For an asset with cost \(C\), salvage value \(S\), and useful life of \(L\) months, straight-line monthly depreciation is:

\[\text{Depreciation per month} = \frac{C - S}{L}\]

The depreciation roll-forward also tracks:

  • Accumulated Depreciation (contra-asset): cumulative depreciation to date

  • Net Book Value: \(C - \text{Accumulated Depreciation}\)

The Chapter 4 script recomputes and summarizes these quantities, then ties totals back to the trial balance.

Reading the outputs

A quick way to inspect the outputs in Python:

import pandas as pd

inv = pd.read_csv("outputs/track_d/business_ch04_inventory_rollforward.csv")
dep = pd.read_csv("outputs/track_d/business_ch04_depreciation_rollforward.csv")

print(inv.head())
print(dep.head())

Exercises and extensions

  1. Change the seed and regenerate the NSO dataset. Do the checks still pass?

  2. Add a new fixed asset row (in the simulator) and verify the depreciation roll-forward and trial balance impacts.

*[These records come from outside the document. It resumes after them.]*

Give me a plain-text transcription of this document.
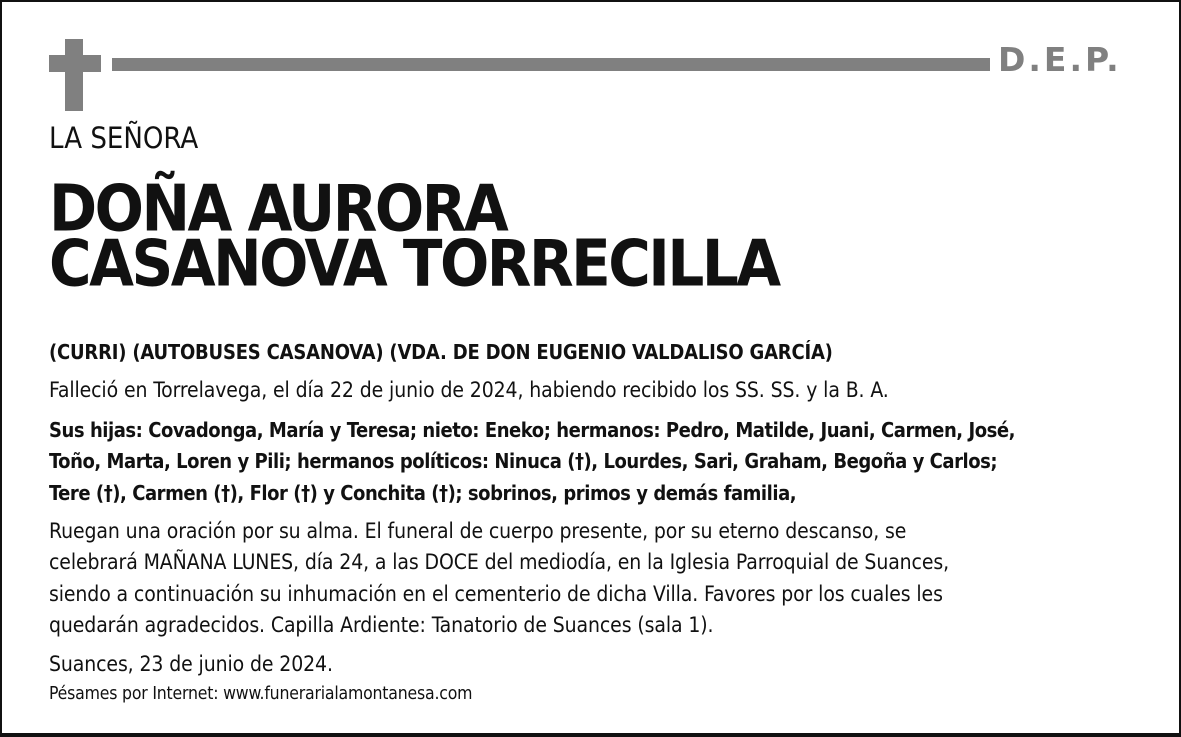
D.E.P.
LA SEÑORA
DOÑA AURORA
CASANOVA TORRECILLA
(CURRI) (AUTOBUSES CASANOVA) (VDA. DE DON EUGENIO VALDALISO GARCÍA)
Falleció en Torrelavega, el día 22 de junio de 2024, habiendo recibido los SS. SS. y la B. A.
Sus hijas: Covadonga, María y Teresa; nieto: Eneko; hermanos: Pedro, Matilde, Juani, Carmen, José,
Toño, Marta, Loren y Pili; hermanos políticos: Ninuca (†), Lourdes, Sari, Graham, Begoña y Carlos;
Tere (†), Carmen (†), Flor (†) y Conchita (†); sobrinos, primos y demás familia,
Ruegan una oración por su alma. El funeral de cuerpo presente, por su eterno descanso, se
celebrará MAÑANA LUNES, día 24, a las DOCE del mediodía, en la Iglesia Parroquial de Suances,
siendo a continuación su inhumación en el cementerio de dicha Villa. Favores por los cuales les
quedarán agradecidos. Capilla Ardiente: Tanatorio de Suances (sala 1).
Suances, 23 de junio de 2024.
Pésames por Internet: www.funerarialamontanesa.com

  3. Extend depreciation logic to support another method (e.g., declining balance) and compare the time profile of expense.

Notes for maintainers

  • The schema requirements for the NSO v1 dataset are centralized in scripts._business_schema. If you add a new subledger table, update the contracts and add a test that verifies the table is written.

  • The “contracts → simulator → chapter analysis → tests” pipeline is deliberate: it turns bookkeeping rules into repeatable, testable software.